Between 2011 and 2012, dropping down from a height made up one of the four most common fatal injuries amongst workers. Other serious workplace injuries involve being caught by a structure that has collapsed or hit by a vehicle or a mobile object.
However, falling from a height, which is reported almost every day, is of particular concern in workplaces today. There are strict requirements regarding risk assessment and monetary penalties are frequently imposed in the courts.
According to the HSE, the message regarding safety precautions for workers is simply not getting across to some employers or it could be that some employers are deliberately evading taking responsibility for these types of hazards.
A recent incident when a worker fell off a wooden potato crate secured to a forklift as a temporary platform was a typical example of the employer failing to recognise or implement safe working practices.

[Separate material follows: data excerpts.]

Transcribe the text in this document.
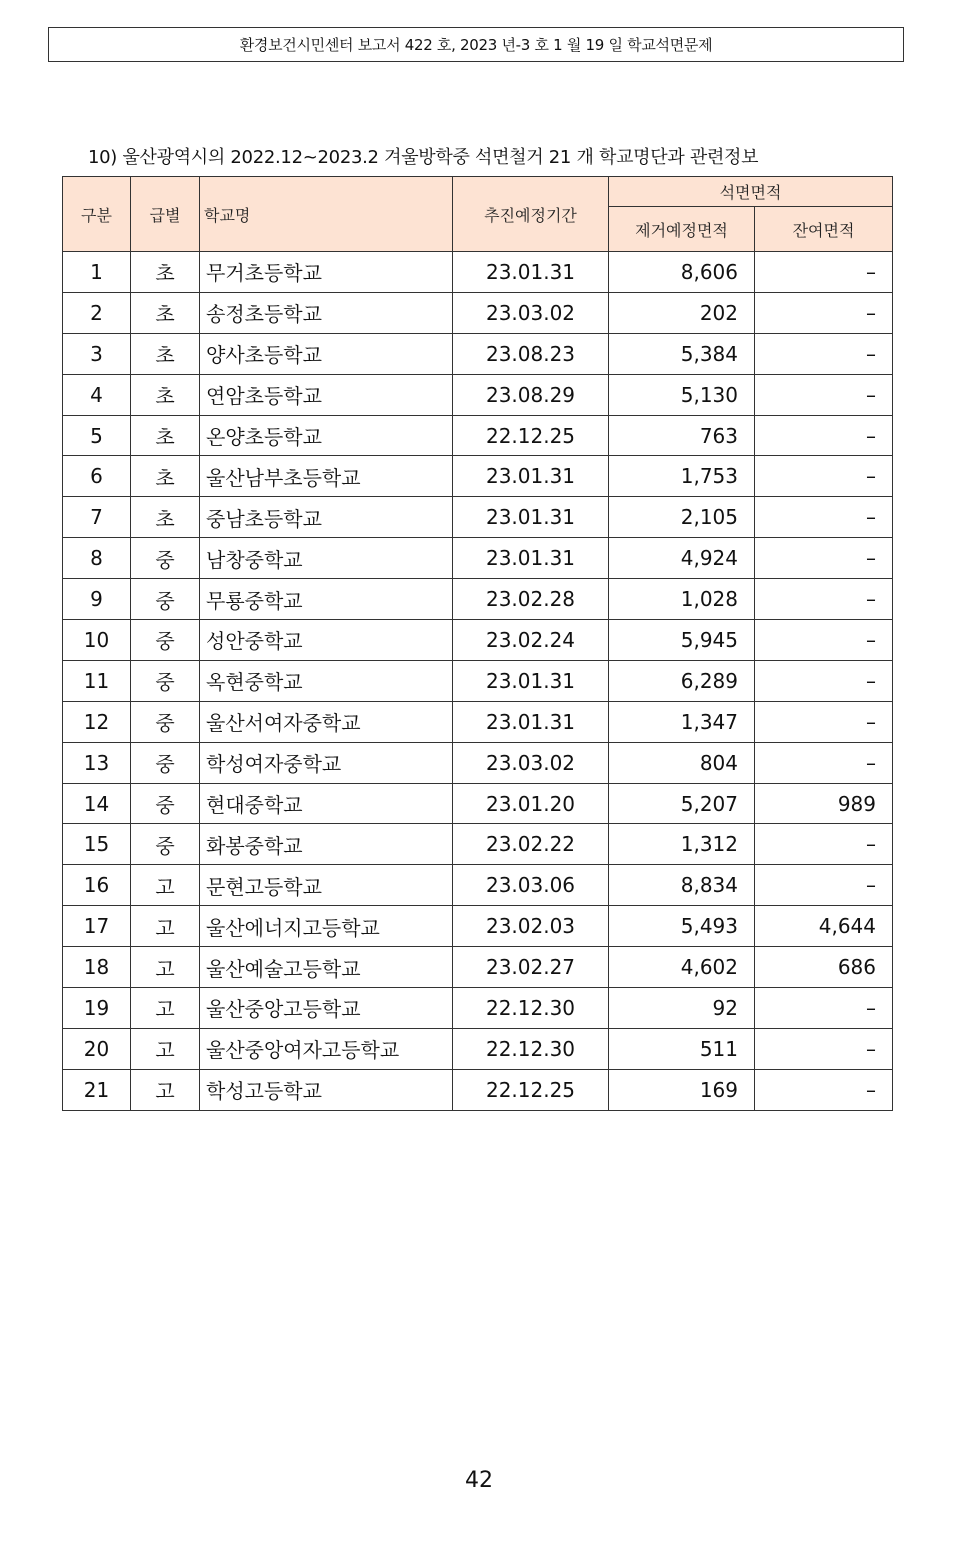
환경보건시민센터 보고서 422 호, 2023 년-3 호 1 월 19 일 학교석면문제
10) 울산광역시의 2022.12~2023.2 겨울방학중 석면철거 21 개 학교명단과 관련정보
구분	급별	학교명	추진예정기간	석면면적	
				제거예정면적	잔여면적
1	초	무거초등학교	23.01.31	8,606	–
2	초	송정초등학교	23.03.02	202	–
3	초	양사초등학교	23.08.23	5,384	–
4	초	연암초등학교	23.08.29	5,130	–
5	초	온양초등학교	22.12.25	763	–
6	초	울산남부초등학교	23.01.31	1,753	–
7	초	중남초등학교	23.01.31	2,105	–
8	중	남창중학교	23.01.31	4,924	–
9	중	무룡중학교	23.02.28	1,028	–
10	중	성안중학교	23.02.24	5,945	–
11	중	옥현중학교	23.01.31	6,289	–
12	중	울산서여자중학교	23.01.31	1,347	–
13	중	학성여자중학교	23.03.02	804	–
14	중	현대중학교	23.01.20	5,207	989
15	중	화봉중학교	23.02.22	1,312	–
16	고	문현고등학교	23.03.06	8,834	–
17	고	울산에너지고등학교	23.02.03	5,493	4,644
18	고	울산예술고등학교	23.02.27	4,602	686
19	고	울산중앙고등학교	22.12.30	92	–
20	고	울산중앙여자고등학교	22.12.30	511	–
21	고	학성고등학교	22.12.25	169	–
42
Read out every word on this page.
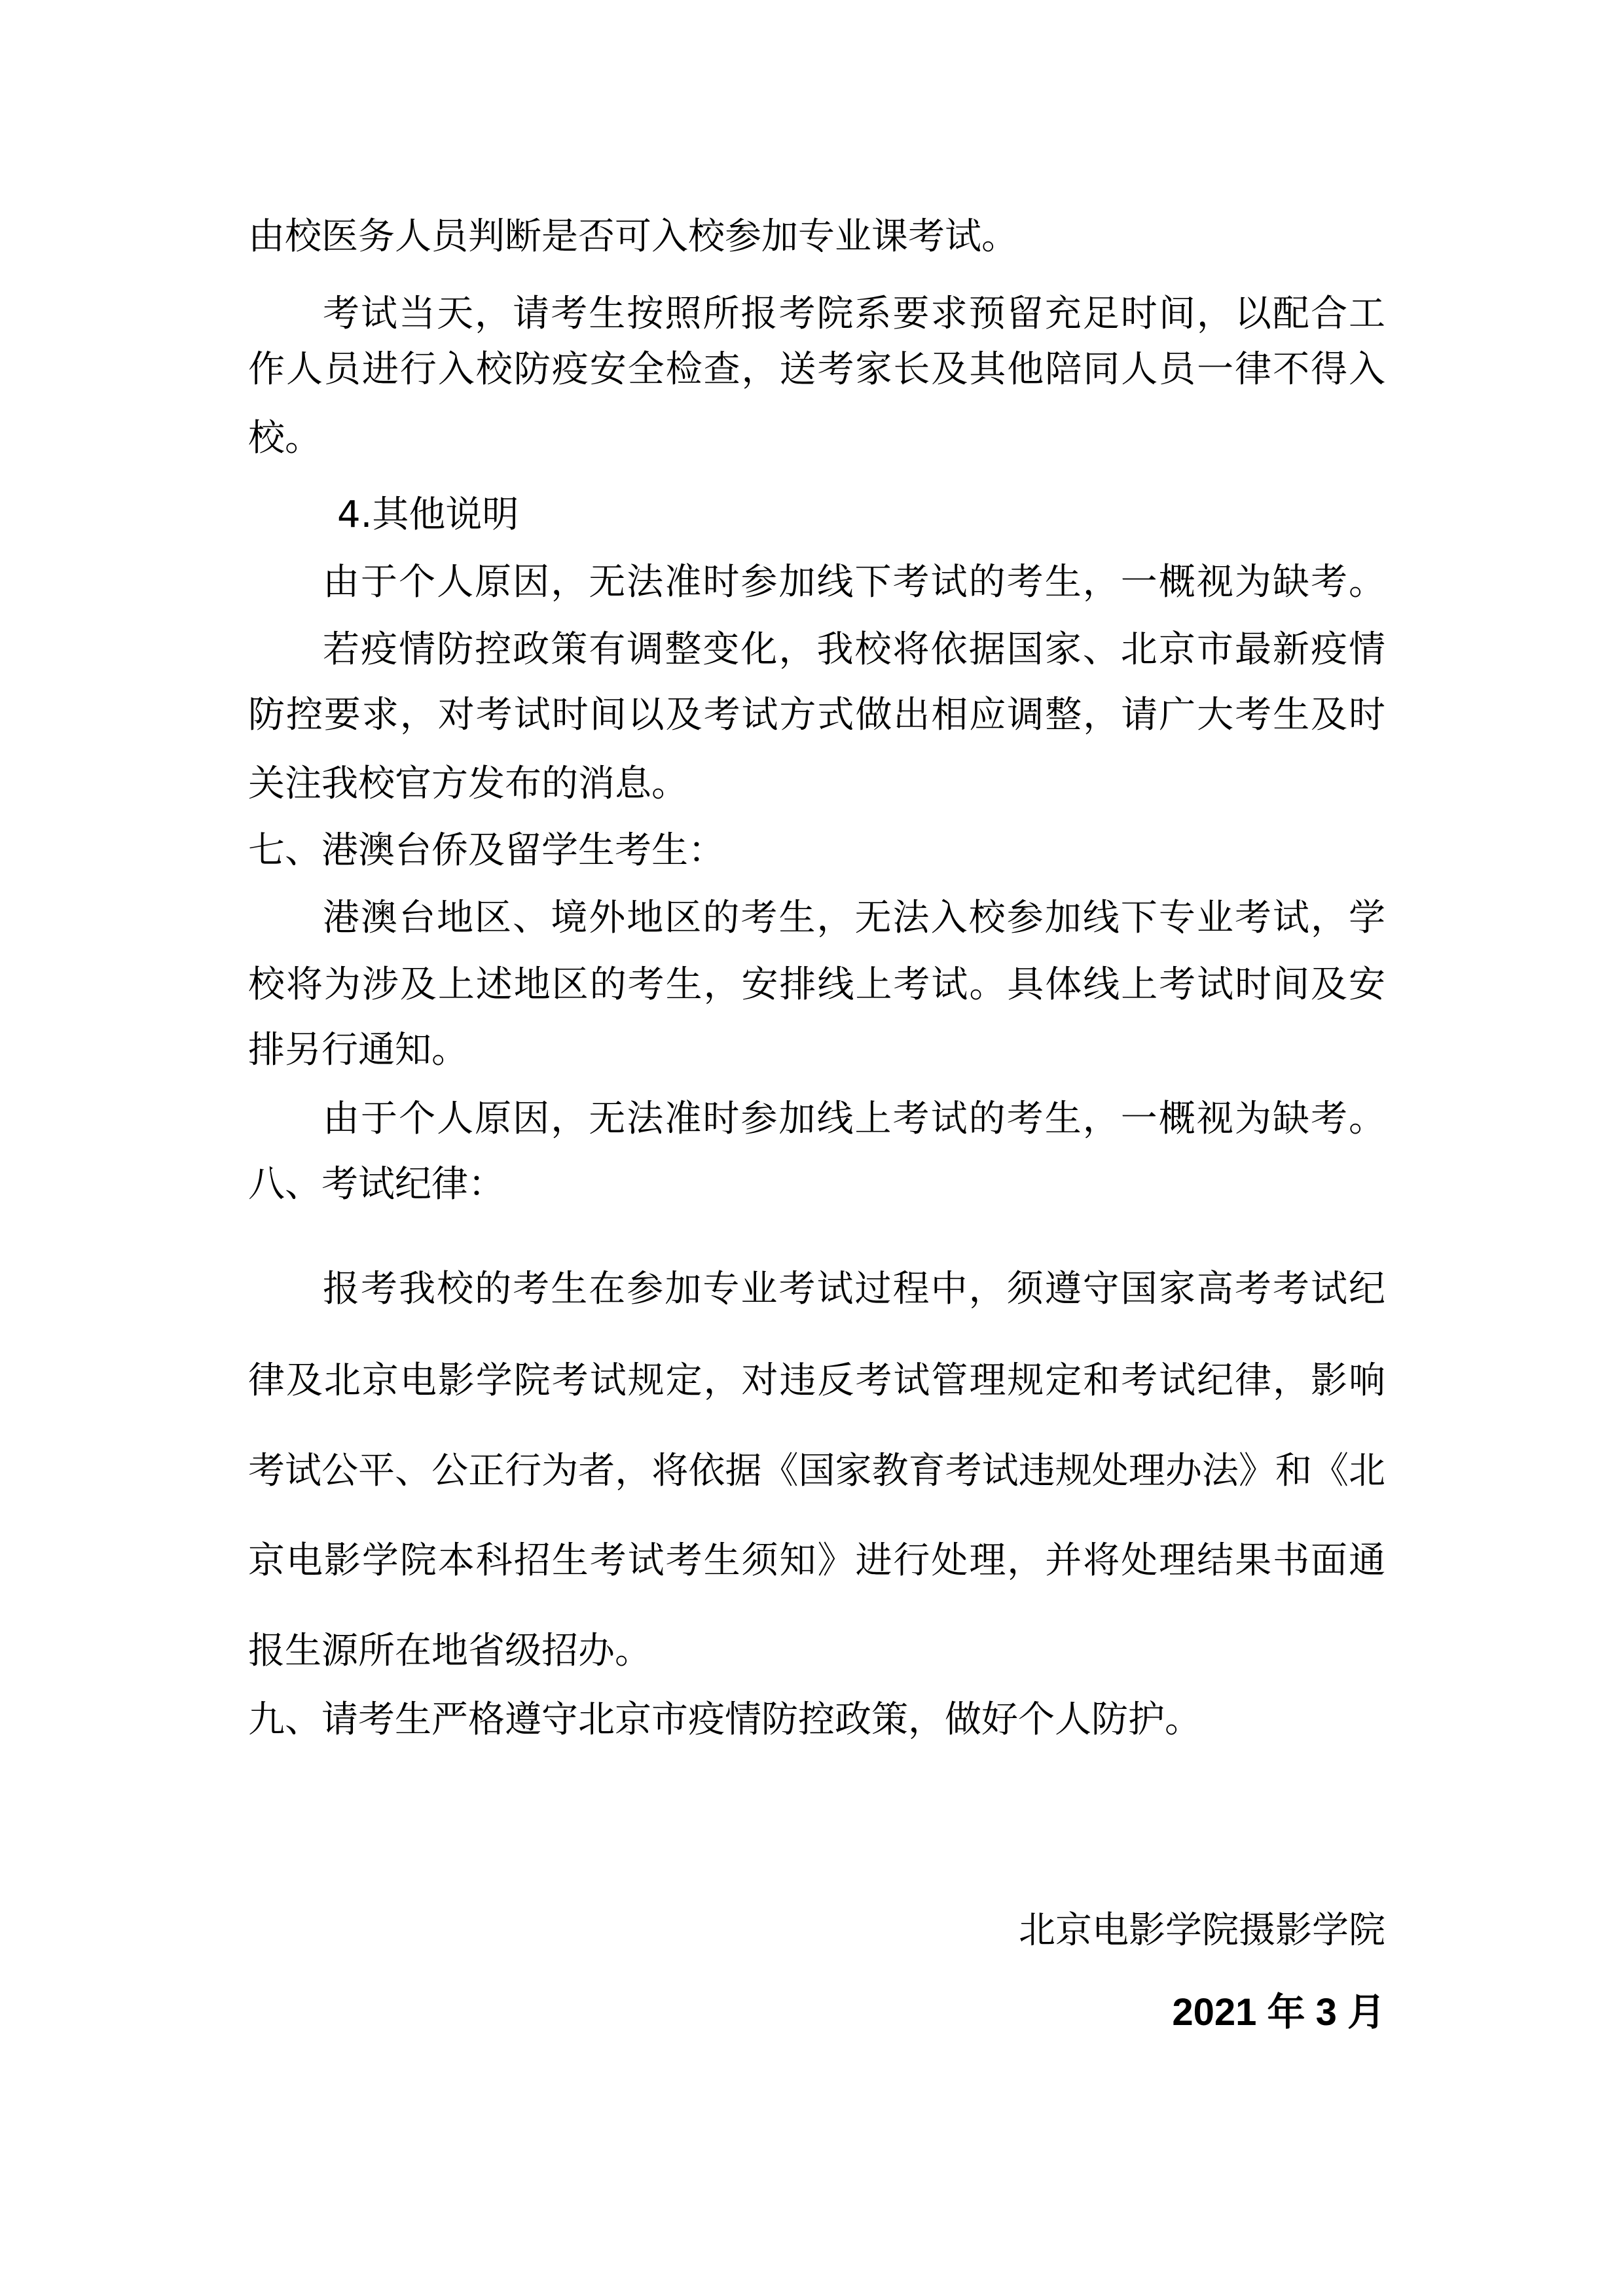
由校医务人员判断是否可入校参加专业课考试。

考试当天，请考生按照所报考院系要求预留充足时间，以配合工

作人员进行入校防疫安全检查，送考家长及其他陪同人员一律不得入

校。

4.其他说明

由于个人原因，无法准时参加线下考试的考生，一概视为缺考。

若疫情防控政策有调整变化，我校将依据国家、北京市最新疫情

防控要求，对考试时间以及考试方式做出相应调整，请广大考生及时

关注我校官方发布的消息。

七、港澳台侨及留学生考生：

港澳台地区、境外地区的考生，无法入校参加线下专业考试，学

校将为涉及上述地区的考生，安排线上考试。具体线上考试时间及安

排另行通知。

由于个人原因，无法准时参加线上考试的考生，一概视为缺考。

八、考试纪律：

报考我校的考生在参加专业考试过程中，须遵守国家高考考试纪

律及北京电影学院考试规定，对违反考试管理规定和考试纪律，影响

考试公平、公正行为者，将依据《国家教育考试违规处理办法》和《北

京电影学院本科招生考试考生须知》进行处理，并将处理结果书面通

报生源所在地省级招办。

九、请考生严格遵守北京市疫情防控政策，做好个人防护。

北京电影学院摄影学院

2021 年 3 月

This particular employee was employed by a Leicester firm which fitted doors. At the particular time of the accident, he was trying to fit a motor to a wall for a roller shutter door. The crate, without warning, tilted violently and he was subsequently tossed 5 metres on to the ground below. He broke one of his wrists as well as a heel, an ankle and an elbow and spent 3 months recovering after an operation.
Accidents were a real probability in this type of arrangement with potentially very serious consequences for the workers involved. The HSE ensured the company would see the inside of a court room for breaching 8(b) of the 2005 Work at Height Regulations. The company was eventually fined the sum of £ 2,870.
The HSE reported that, in 2011 and 2012, nearly half a million work days were lost due to a non-fatal injury.